[pypy-dev] Optimizing Append Only structures

Alex Gaynor alex.gaynor at gmail.com
Tue Nov 29 21:12:18 CET 2011


On Tue, Nov 29, 2011 at 3:04 PM, Timothy Baldridge <tbaldridge at gmail.com>wrote:

> I have a dictionary (in RPython) that looks something like this:
>
>
> class MyDict(Obj):
>    def add(self, k, v):
>         newdict = self.dict.copy()
>         newdict[k] = v
>         self.dict = newdict
>    def get(self, k):
>        d = self.dict
>        return MyDict._static_get(d, k)
>   @staticmethod
>   @purefunction
>   def _static_get(d, k):
>        if d not in k:
>            return None
>        return d[k]
>
>
> I'm trying to figure out the best way to optimize this. As you see,
> this structure is "append only". That is if mydict.get("foo") returns
> a value it will always return that value, for all time. In that sense,
> the function is pure. If however, the function returns None, then it
> could change in the future.
>
> This is for my Clojure on PyPy implementation.
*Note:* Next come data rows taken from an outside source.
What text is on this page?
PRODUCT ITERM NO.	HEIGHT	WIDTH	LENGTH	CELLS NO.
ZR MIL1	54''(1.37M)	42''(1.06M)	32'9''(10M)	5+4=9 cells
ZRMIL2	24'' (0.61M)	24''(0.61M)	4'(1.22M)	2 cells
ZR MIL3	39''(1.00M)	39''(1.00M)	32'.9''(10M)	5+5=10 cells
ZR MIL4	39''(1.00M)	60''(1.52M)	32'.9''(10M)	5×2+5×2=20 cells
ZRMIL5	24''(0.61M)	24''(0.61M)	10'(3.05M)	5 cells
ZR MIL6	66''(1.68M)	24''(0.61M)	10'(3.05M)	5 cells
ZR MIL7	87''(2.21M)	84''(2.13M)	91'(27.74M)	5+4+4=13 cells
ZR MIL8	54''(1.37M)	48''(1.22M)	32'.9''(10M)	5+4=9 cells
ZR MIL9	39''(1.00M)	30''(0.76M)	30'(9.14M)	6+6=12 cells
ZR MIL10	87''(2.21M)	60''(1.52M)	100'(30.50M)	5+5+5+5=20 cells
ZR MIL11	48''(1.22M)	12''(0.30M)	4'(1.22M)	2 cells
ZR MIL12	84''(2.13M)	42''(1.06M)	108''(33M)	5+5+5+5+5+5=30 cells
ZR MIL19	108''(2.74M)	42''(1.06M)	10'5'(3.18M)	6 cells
The idea is that types
> can be extended via protocols, at runtime, at any point in the
> program's execution. However, once a given type is extended to support
> a given interface (or protocol) it will never be able to be changed.
> That is, once we extend Foo so that it implements Foo.count() it will
> implement Foo.count() for all time.
>
> Any thoughts on how to optimize this further for the jit? I'd like to
> promote the value of get() to a constant, but I can only do that as
> long as it is not None. After Foo is extended, I'd like the jit to
> re-generate the jitted code to remove all guards, hopefully saving a
> few cycles.
>
> Timothy
>
>
> --
> “One of the main causes of the fall of the Roman Empire was
> that–lacking zero–they had no way to indicate successful termination
> of their C programs.”
> (Robert Firth)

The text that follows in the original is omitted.